Она безмолвно и блаженно поднялась, улыбаясь ему. Он стоял перед ней и сиял, он был настолько реальным, что ее сердце почти прекратило биться. Он стоял перед ней, странное, целостное тело, обладавшее удивительными токами, какими обладали тела сыновей Господних, живших в начале мира. В его теле существовали странные потоки, более загадочные и мощные, чем она знала или могла себе представить, дарующие большее удовлетворение, насыщающие и душу, и плоть, насыщающие до конца. Она считала, что нет источника глубже фаллического источника. А теперь, смотрите, из охваченной страстью скалы – человеческого тела, из странно-восхитительных богов и бедер, более глубоких, более загадочных, чем фаллический источник, струились потоки непередаваемой словами тьмы и непроизносимых сокровищ.
Они были счастливы и могли совершенно обо всем забыть. Они рассмеялись и решили насладиться принесенной ранее едой. Там кроме всего прочего был пирог с олениной, большой, нарезанный широкими ломтями окорок, яйца, кресс-салат и красная свекла, мушмула, яблочный пирог и чай.
– Как вкусно! – с удовольствием воскликнула она. – Как изысканно все это выглядит! Давай, я разолью чай.
Когда ей приходилось исполнять такие светские обязанности, как, например, разливать чай, она обычно нервничала и чувствовала себя неуверенно. Но сегодня она от всего отрешилась и, чувствуя себя легко, полностью забыла о дурных предчувствиях. Чай изящной струйкой лился из торчащего вперед тонкого носика. В ее глазах сияла теплая улыбка, когда она подавала Биркину чай. Наконец-то она научилась быть спокойной и совершенной.

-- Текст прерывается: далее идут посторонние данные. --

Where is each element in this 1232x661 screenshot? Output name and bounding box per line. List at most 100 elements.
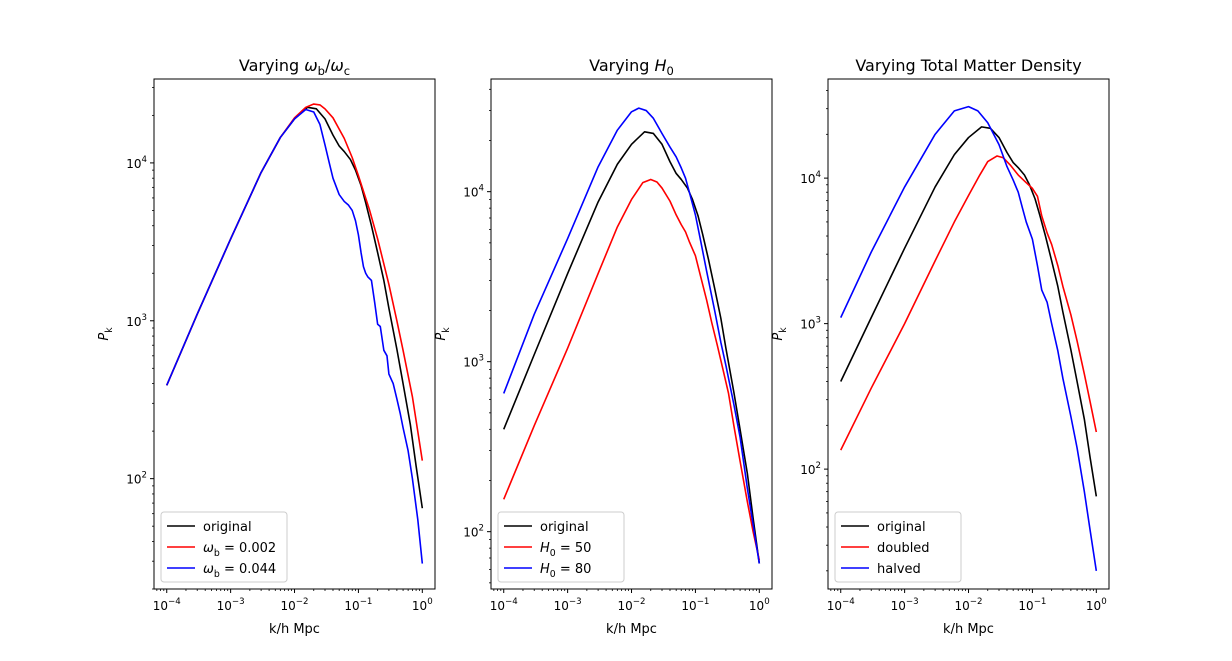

– Все это наше, – сказала она ему.
– Все, – ответил он.
Она издала странный гукающий звук, полный ликования.
– Я так рада! – воскликнула она с непередаваемым облегчением.
– Я тоже, – сказал он. – Но мне кажется, нам следует отказаться от наших обязанностей, и чем быстрее, тем лучше.

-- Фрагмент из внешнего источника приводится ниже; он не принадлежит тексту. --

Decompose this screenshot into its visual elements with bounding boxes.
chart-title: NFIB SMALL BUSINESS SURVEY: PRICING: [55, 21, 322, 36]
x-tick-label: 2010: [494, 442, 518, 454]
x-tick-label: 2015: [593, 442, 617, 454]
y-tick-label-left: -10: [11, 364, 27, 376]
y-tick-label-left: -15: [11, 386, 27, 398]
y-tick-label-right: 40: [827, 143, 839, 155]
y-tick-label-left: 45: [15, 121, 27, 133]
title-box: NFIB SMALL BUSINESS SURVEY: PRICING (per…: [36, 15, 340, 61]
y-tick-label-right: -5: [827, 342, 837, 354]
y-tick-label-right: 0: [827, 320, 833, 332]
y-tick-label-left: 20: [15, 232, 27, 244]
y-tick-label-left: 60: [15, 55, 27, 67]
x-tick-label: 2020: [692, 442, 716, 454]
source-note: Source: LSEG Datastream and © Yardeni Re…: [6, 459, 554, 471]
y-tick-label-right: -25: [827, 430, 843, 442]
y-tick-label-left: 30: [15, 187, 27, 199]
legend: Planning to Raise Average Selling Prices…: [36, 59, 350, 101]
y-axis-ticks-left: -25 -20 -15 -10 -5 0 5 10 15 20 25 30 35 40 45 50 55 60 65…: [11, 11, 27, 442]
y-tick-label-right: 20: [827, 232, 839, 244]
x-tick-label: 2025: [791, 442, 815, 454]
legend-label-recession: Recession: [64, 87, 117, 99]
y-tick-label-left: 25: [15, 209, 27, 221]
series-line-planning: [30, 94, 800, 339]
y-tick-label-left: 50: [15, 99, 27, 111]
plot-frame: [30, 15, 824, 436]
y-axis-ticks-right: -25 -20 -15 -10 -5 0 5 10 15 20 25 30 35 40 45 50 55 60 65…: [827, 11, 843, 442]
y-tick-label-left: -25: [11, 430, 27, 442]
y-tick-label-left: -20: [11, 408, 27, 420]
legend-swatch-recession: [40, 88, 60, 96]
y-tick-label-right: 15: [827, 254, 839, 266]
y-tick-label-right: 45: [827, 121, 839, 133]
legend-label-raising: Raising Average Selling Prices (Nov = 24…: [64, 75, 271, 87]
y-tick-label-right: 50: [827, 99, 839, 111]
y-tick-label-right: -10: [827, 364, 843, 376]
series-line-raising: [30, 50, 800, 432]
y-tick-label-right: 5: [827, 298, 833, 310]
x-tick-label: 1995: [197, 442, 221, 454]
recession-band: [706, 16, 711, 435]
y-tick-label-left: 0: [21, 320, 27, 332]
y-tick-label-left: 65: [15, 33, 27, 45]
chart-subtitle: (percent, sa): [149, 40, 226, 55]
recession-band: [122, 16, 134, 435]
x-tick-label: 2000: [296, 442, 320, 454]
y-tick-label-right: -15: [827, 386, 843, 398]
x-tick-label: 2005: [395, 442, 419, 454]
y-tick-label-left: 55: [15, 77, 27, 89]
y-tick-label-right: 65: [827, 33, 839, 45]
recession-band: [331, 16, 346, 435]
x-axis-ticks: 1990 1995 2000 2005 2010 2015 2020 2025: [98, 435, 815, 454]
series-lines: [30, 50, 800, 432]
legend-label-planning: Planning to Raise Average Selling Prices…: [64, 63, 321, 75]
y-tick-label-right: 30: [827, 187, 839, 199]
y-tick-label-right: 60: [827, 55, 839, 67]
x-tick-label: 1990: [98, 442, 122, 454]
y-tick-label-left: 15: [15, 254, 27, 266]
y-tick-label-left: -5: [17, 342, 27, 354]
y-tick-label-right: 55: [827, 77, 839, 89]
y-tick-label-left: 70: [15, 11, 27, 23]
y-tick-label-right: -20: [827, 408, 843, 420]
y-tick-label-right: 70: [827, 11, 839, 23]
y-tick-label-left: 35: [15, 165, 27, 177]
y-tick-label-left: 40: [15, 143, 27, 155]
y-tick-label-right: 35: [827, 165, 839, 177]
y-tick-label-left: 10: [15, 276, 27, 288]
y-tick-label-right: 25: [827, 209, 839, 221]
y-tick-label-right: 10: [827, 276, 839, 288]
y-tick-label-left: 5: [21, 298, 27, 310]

– Каких обязанностей? – удивленно спросила она.
– Нам нужно в одночасье бросить работу.
В ее лице забрезжило новое понимание.
– Разумеется, – сказала она, – само собой.
– Мы должны выбраться отсюда, – сказал он. – Не остается ничего, кроме как выбраться отсюда и как можно быстрее.
Она с сомнением посмотрела на него через весь стол.
– Но куда? – спросила она.
– Не знаю, – ответил он. – Просто побродим немного по свету.
И она вновь вопросительно поглядела на него.
– Я была бы совершенно счастлива на мельнице, – сказала она.
– Это слишком близко к прошлому, – сказал он. – Давай немного поскитаемся.
Его голос мог быть таким мягким и беззаботным, он, проникая в ее жилы, наполнял ее воодушевлением. Тем не менее она мечтала об аллее, о заросшем саде и о покое. Еще она желала роскоши – аристократической экстравагантной роскоши. Шатание по свету вызывало в ней беспокойство, неудовлетворенность.
– И где же мы будем скитаться? – спросила она.
– Не знаю. Мне кажется, что я только что тебя повстречал, и мы отправились в путешествие – просто куда глаза глядят.
– Но куда мы можем прийти? – обеспокоенно спросила она. – В конце концов, мир только один и в нем нет особенно отдаленных мест.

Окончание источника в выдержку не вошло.